Equality Now worked alongside the Centenary Action Group, Glitch, EVAW Coalition, Antisemitism Policy Trust, Inclusion London, Stonewall, Compassion in Politics, Women’s Equality Party, The Traveller Movement, Women’s Aid Federation of England (Women’s Aid), #NotYourPorn, Imkaan, Girlguiding, The Jo Cox Foundation, End Violence Against Women Coalition (EVAW), Womankind Worldwide, Tell MAMA UK and Julia Slupska, Oxford Internet Institute on this briefing to the Parliamentary Joint Committee on the Draft Online Safety Bill which was established to consider the government’s draft Bill.

Summary of recommendations:

  1. Include specific measures to address online harms against women and girls and those with multiple protected characteristics, including women in political and public life, and treat online harms as equally serious as in-person harm.

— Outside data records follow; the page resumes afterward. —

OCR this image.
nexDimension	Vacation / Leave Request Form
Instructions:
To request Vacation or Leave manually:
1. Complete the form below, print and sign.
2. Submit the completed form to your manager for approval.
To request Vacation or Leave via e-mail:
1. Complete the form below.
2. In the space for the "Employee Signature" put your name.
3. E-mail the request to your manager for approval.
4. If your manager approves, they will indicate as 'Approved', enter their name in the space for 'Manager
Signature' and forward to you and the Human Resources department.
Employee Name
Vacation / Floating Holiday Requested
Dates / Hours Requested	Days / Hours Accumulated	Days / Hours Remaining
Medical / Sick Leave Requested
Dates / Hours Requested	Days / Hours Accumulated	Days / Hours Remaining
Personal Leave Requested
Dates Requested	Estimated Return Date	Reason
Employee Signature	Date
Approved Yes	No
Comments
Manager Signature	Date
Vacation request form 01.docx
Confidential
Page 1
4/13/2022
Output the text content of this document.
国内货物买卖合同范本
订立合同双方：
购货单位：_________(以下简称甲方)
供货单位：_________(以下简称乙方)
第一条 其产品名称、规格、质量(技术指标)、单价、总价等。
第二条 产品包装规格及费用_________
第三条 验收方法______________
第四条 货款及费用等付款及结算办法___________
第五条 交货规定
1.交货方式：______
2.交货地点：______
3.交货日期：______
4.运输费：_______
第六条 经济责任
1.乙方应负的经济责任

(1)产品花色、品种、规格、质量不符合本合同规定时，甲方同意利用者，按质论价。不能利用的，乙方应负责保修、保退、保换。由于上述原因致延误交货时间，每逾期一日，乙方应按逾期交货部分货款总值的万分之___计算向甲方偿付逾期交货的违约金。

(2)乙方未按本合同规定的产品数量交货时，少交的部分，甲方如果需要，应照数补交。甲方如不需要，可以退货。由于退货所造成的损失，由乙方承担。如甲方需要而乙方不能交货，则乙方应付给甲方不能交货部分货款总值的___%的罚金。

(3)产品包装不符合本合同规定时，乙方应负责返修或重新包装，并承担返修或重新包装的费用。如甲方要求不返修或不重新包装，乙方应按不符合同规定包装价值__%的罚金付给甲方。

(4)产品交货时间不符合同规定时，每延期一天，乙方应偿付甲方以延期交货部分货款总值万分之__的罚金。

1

  2. Ensure joined-up working between the Online Safety Bill and other relevant UK Government workstreams, including the Online Media Literacy Strategy, the Violence Against Women Strategy, the Domestic Abuse Strategy, and the recommendations from the Law Commission’s review on Hate Crimes, including misogyny and reforms to protect victims of online abuse and safeguard freedom of expression.
  3. Retain ‘legal but harmful’ as a category of harm, requiring platforms to use systems and processes to reduce the amplification of such content.